Ruin and Rising (review)

Ruin and Rising by Leigh Bardugo

417 pages

published in 2014

Purchased as an ebook

My rating:

“I screamed as power flooded through me, as I burned, consumed from the inside. I was a living star. I was combustion. I was a new sun born to shatter air and eat the earth.
I am ruination.”

In the third installment of the Grisha Trilogy, Alina must bring an end to the havoc that the Darkling is wreaking on Ravka from his newly gained position of power. While the Darkling has an entire army of Grisha at his command, Alina has but a few people willing to fight for her. As she, Mal, and their friends race to find the third Amplifier, the firebird, Alina learns more and more about the Darkling’s past. All the while, Alina must deal with religious fanatics who believe her to be Sankta Alina (or Saint Alina).

This book started off a bit too slow for my liking. Much of the beginning of the novel was spent in some dark underground tunnels where nothing of interest happens.  Like any other novel, the action eventually picks up, however I wish it had happened sooner. Although, the ending was so gripping that it makes sense to have such a slow buildup. Also, I’m not sure if I am the only person who had this issue, but I had a hard time keeping track of all the characters and remembering the meanings of the words which were in Russian. As in many other rich  fantasies, there are many characters which aid the protagonist in his/ her quest. However, to me, it was difficult to remember exactly who the characters were or what they were doing there. Eventually, I had to just stop dwelling over that detail so much and just keep reading. As for the Russian terms, it would have been helpful to have some sort of glossary or something at the end of the book. That being said, I got through the book just fine and I don’t feel like I missed any super important details, so maybe I’m just being high maintenance.
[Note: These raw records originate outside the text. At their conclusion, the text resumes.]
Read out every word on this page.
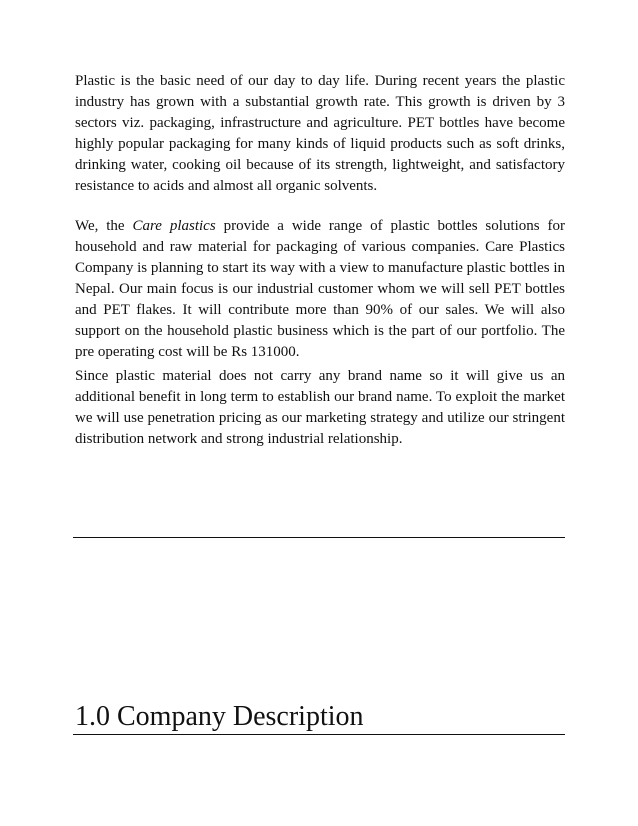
Plastic is the basic need of our day to day life. During recent years the plastic industry has grown with a substantial growth rate. This growth is driven by 3 sectors viz. packaging, infrastructure and agriculture. PET bottles have become highly popular packaging for many kinds of liquid products such as soft drinks, drinking water, cooking oil because of its strength, lightweight, and satisfactory resistance to acids and almost all organic solvents.

We, the Care plastics provide a wide range of plastic bottles solutions for household and raw material for packaging of various companies. Care Plastics Company is planning to start its way with a view to manufacture plastic bottles in Nepal. Our main focus is our industrial customer whom we will sell PET bottles and PET flakes. It will contribute more than 90% of our sales. We will also support on the household plastic business which is the part of our portfolio. The pre operating cost will be Rs 131000.

Since plastic material does not carry any brand name so it will give us an additional benefit in long term to establish our brand name. To exploit the market we will use penetration pricing as our marketing strategy and utilize our stringent distribution network and strong industrial relationship.

1.0 Company Description
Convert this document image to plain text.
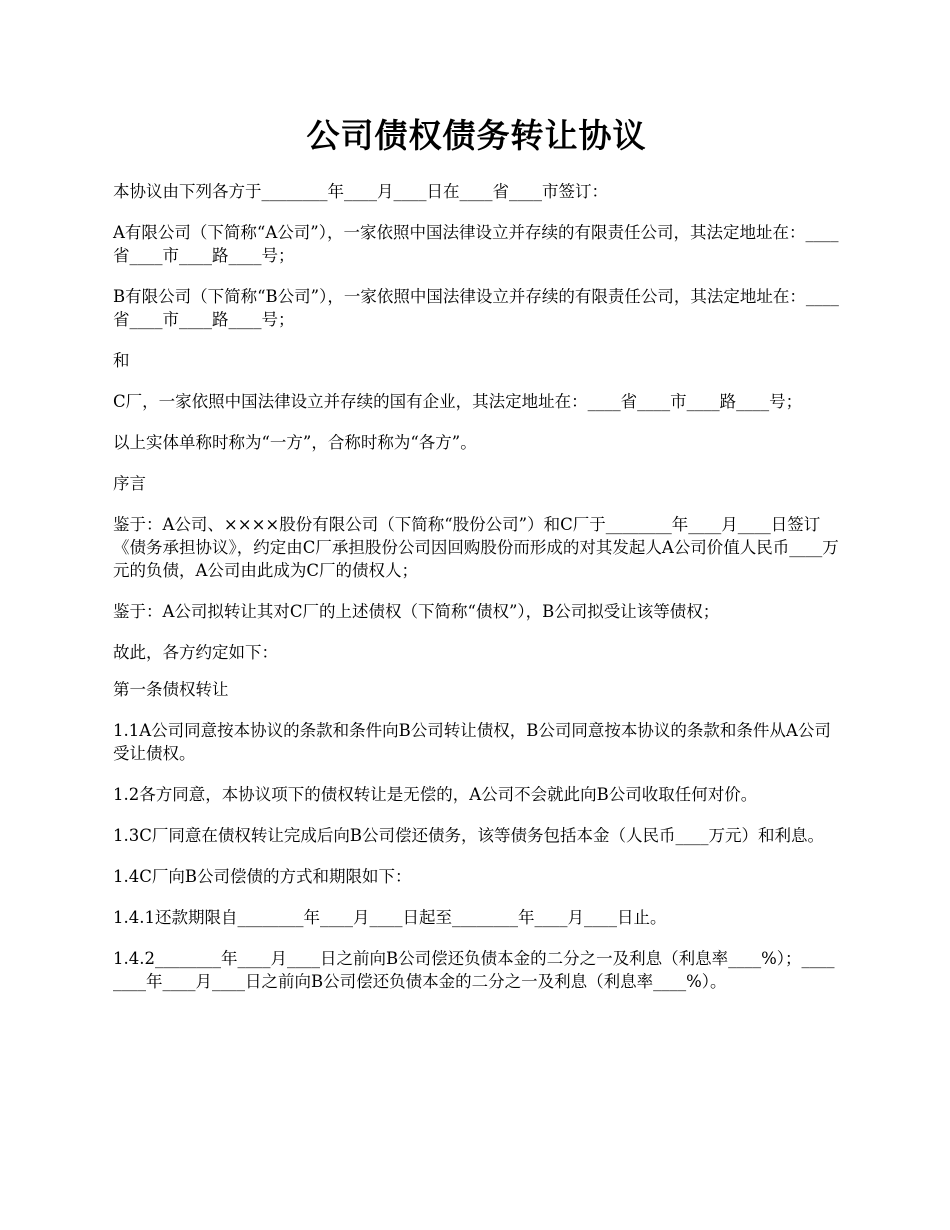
公司债权债务转让协议

本协议由下列各方于________年____月____日在____省____市签订：

A有限公司（下简称“A公司”），一家依照中国法律设立并存续的有限责任公司，其法定地址在：____省____市____路____号；

B有限公司（下简称“B公司”），一家依照中国法律设立并存续的有限责任公司，其法定地址在：____省____市____路____号；

和

C厂，一家依照中国法律设立并存续的国有企业，其法定地址在：____省____市____路____号；

以上实体单称时称为“一方”，合称时称为“各方”。

序言

鉴于：A公司、××××股份有限公司（下简称“股份公司”）和C厂于________年____月____日签订《债务承担协议》，约定由C厂承担股份公司因回购股份而形成的对其发起人A公司价值人民币____万元的负债，A公司由此成为C厂的债权人；

鉴于：A公司拟转让其对C厂的上述债权（下简称“债权”），B公司拟受让该等债权；

故此，各方约定如下：

第一条债权转让

1.1A公司同意按本协议的条款和条件向B公司转让债权，B公司同意按本协议的条款和条件从A公司受让债权。

1.2各方同意，本协议项下的债权转让是无偿的，A公司不会就此向B公司收取任何对价。

1.3C厂同意在债权转让完成后向B公司偿还债务，该等债务包括本金（人民币____万元）和利息。

1.4C厂向B公司偿债的方式和期限如下：

1.4.1还款期限自________年____月____日起至________年____月____日止。

1.4.2________年____月____日之前向B公司偿还负债本金的二分之一及利息（利息率____%）；________年____月____日之前向B公司偿还负债本金的二分之一及利息（利息率____%）。
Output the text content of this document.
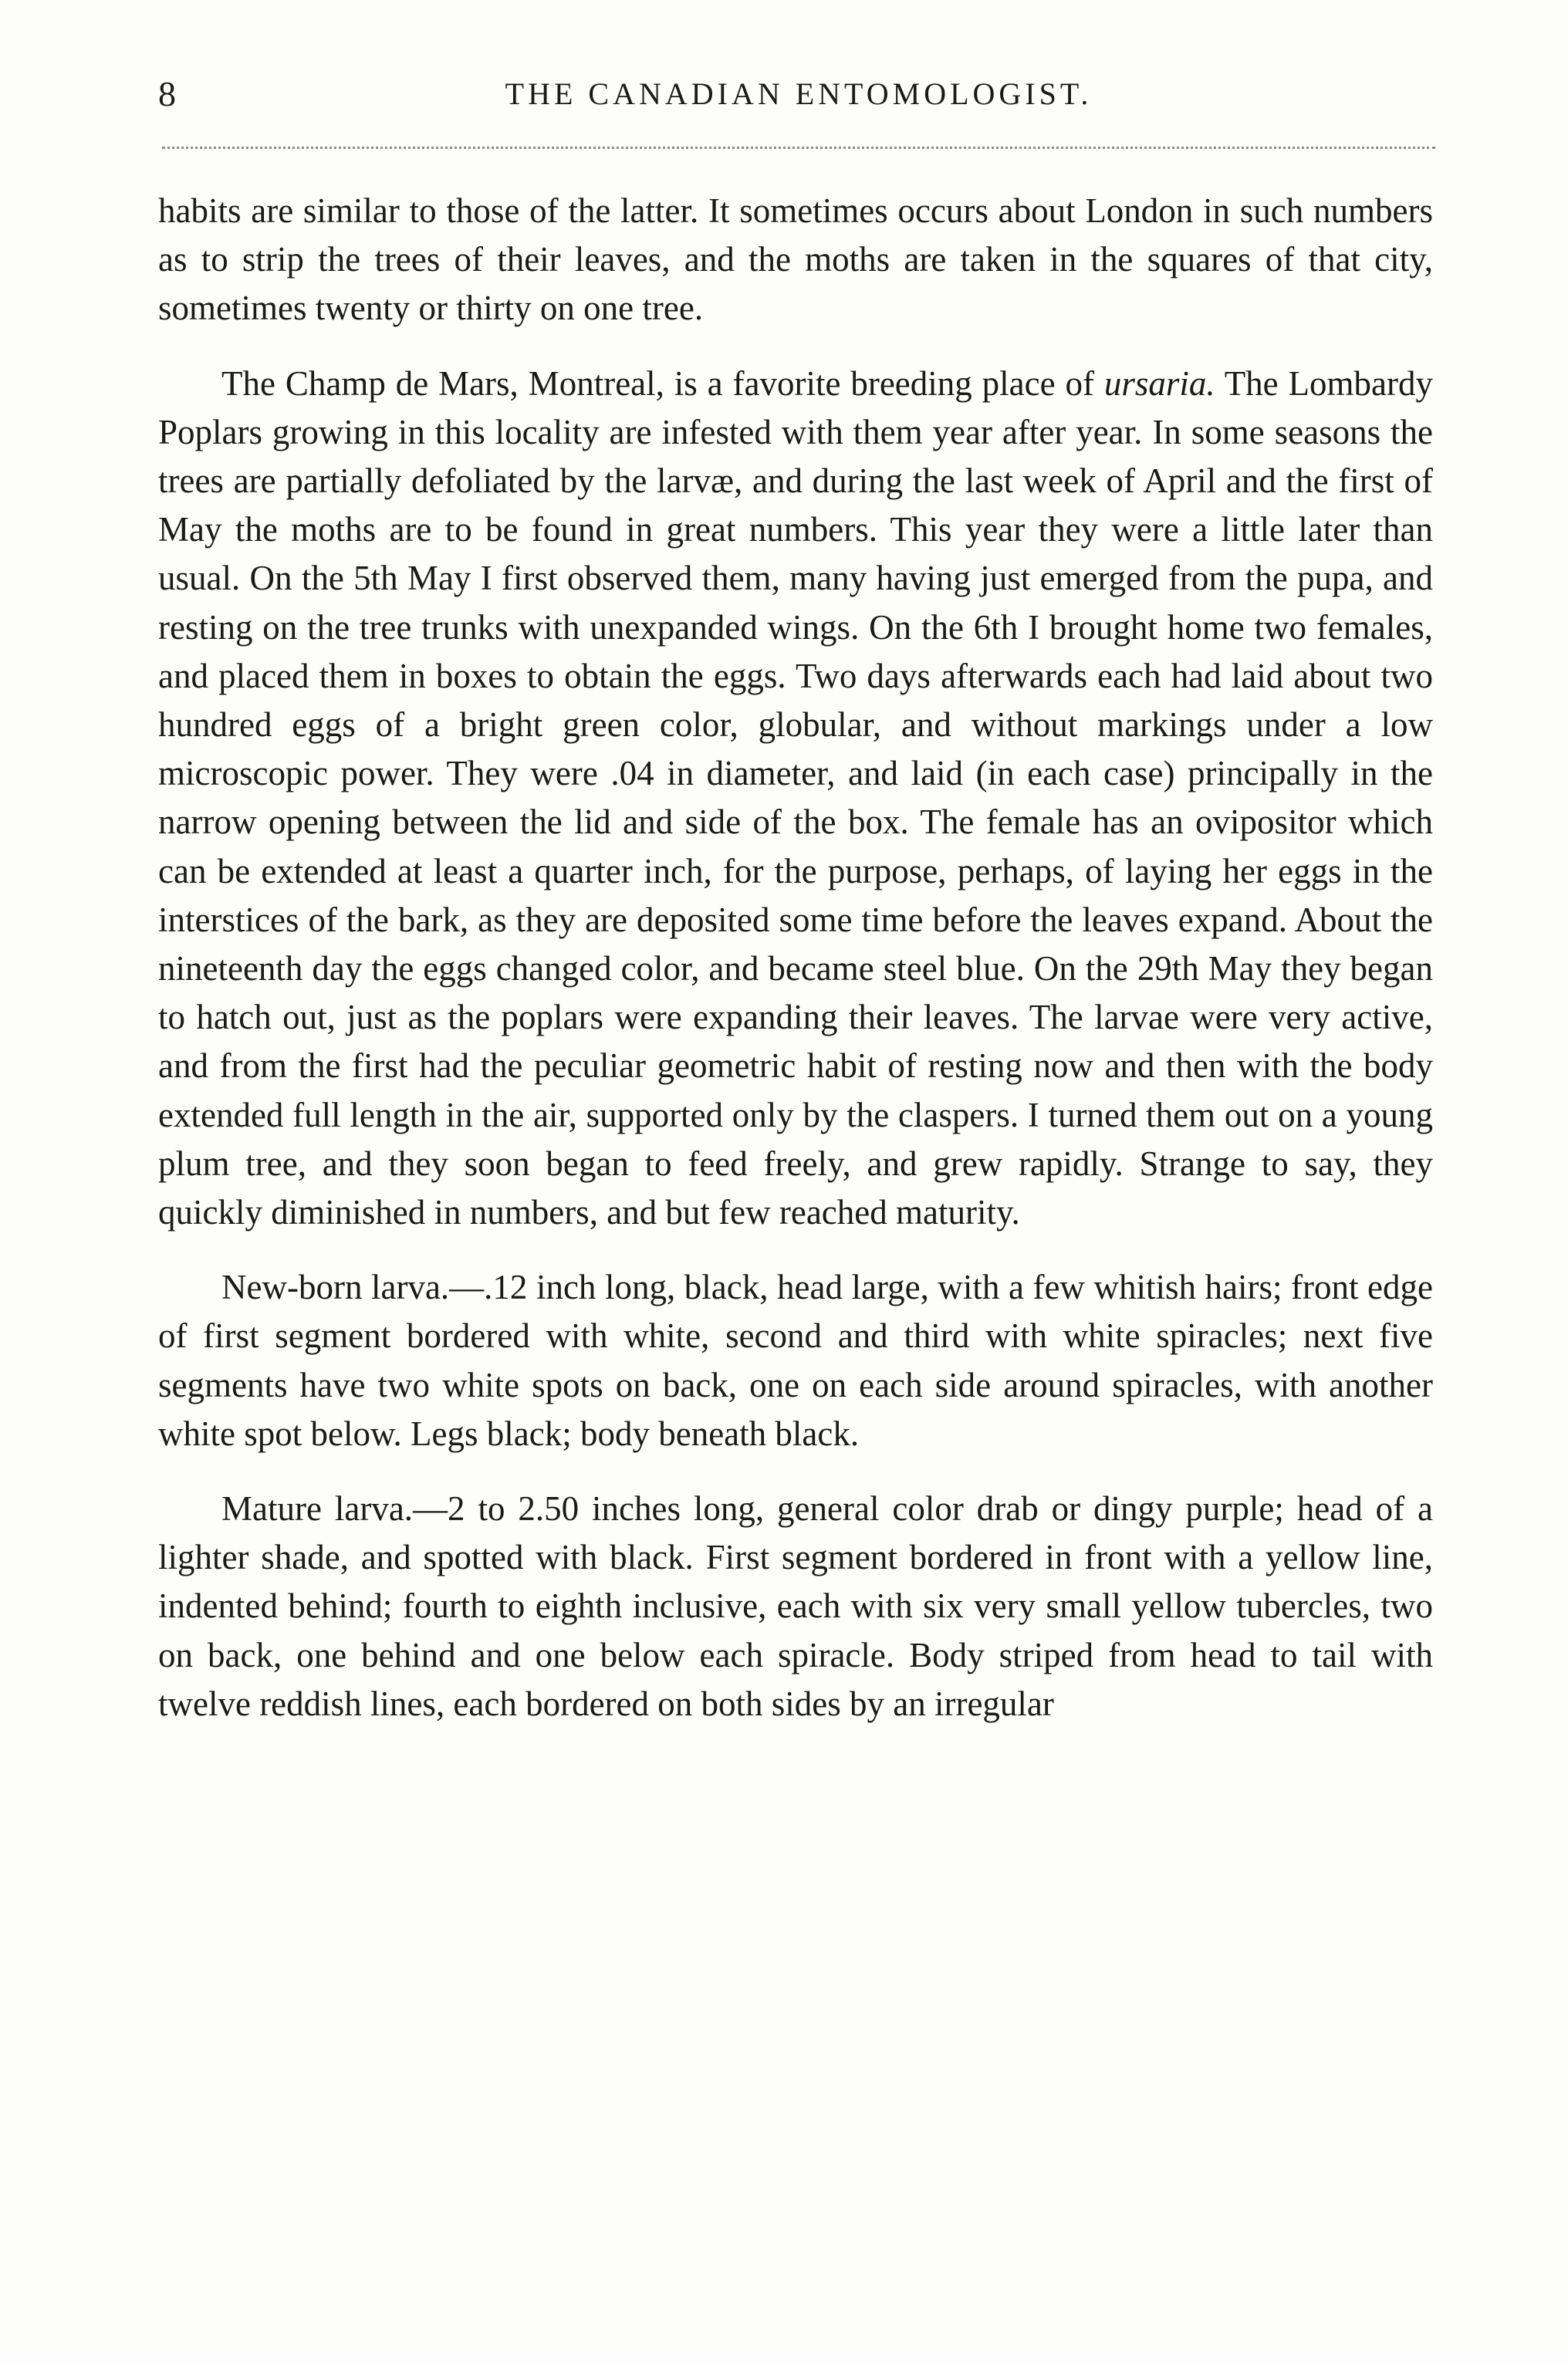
8	THE CANADIAN ENTOMOLOGIST.

habits are similar to those of the latter. It sometimes occurs about London in such numbers as to strip the trees of their leaves, and the moths are taken in the squares of that city, sometimes twenty or thirty on one tree.

The Champ de Mars, Montreal, is a favorite breeding place of ursaria. The Lombardy Poplars growing in this locality are infested with them year after year. In some seasons the trees are partially defoliated by the larvæ, and during the last week of April and the first of May the moths are to be found in great numbers. This year they were a little later than usual. On the 5th May I first observed them, many having just emerged from the pupa, and resting on the tree trunks with unexpanded wings. On the 6th I brought home two females, and placed them in boxes to obtain the eggs. Two days afterwards each had laid about two hundred eggs of a bright green color, globular, and without markings under a low microscopic power. They were .04 in diameter, and laid (in each case) principally in the narrow opening between the lid and side of the box. The female has an ovipositor which can be extended at least a quarter inch, for the purpose, perhaps, of laying her eggs in the interstices of the bark, as they are deposited some time before the leaves expand. About the nineteenth day the eggs changed color, and became steel blue. On the 29th May they began to hatch out, just as the poplars were expanding their leaves. The larvae were very active, and from the first had the peculiar geometric habit of resting now and then with the body extended full length in the air, supported only by the claspers. I turned them out on a young plum tree, and they soon began to feed freely, and grew rapidly. Strange to say, they quickly diminished in numbers, and but few reached maturity.

New-born larva.—.12 inch long, black, head large, with a few whitish hairs; front edge of first segment bordered with white, second and third with white spiracles; next five segments have two white spots on back, one on each side around spiracles, with another white spot below. Legs black; body beneath black.

Mature larva.—2 to 2.50 inches long, general color drab or dingy purple; head of a lighter shade, and spotted with black. First segment bordered in front with a yellow line, indented behind; fourth to eighth inclusive, each with six very small yellow tubercles, two on back, one behind and one below each spiracle. Body striped from head to tail with twelve reddish lines, each bordered on both sides by an irregular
Looking at this book from a personal point of view, I was a bit disappointed in the fact that my favorite characters were not present in that much of the book. The Darkling, for example, is always talked about, but very rarely is he actually physically there. However, I enjoyed the way that Alina seemed to be having an inner struggle in which she is constantly afraid of becoming like the Darkling, and yet still willing to do whatever it takes to gain the third amplifier. This character trait added a layer to the book which keeps the reader worrying about the result of Alina gaining the third amplifier. Also, I have to admit that I appreciate the way Alina is not some naive little girl who only sees the good in people. Alina has learned that every person has an agenda or something to gain from helping her, and she keeps that in mind throughout the novel.

Judging Ruin and Rising holistically, I would say that it was an emotionally compelling and engrossing end to the trilogy. I had a hard time putting the book down at about the halfway mark all the way up until the end. None of the characters escape unscarred (either physically or mentally), and that really emphasizes the effects of war on a country and its people.

An epic trilogy such as this one deserves an epic final installment, and Bardugo does not disappoint.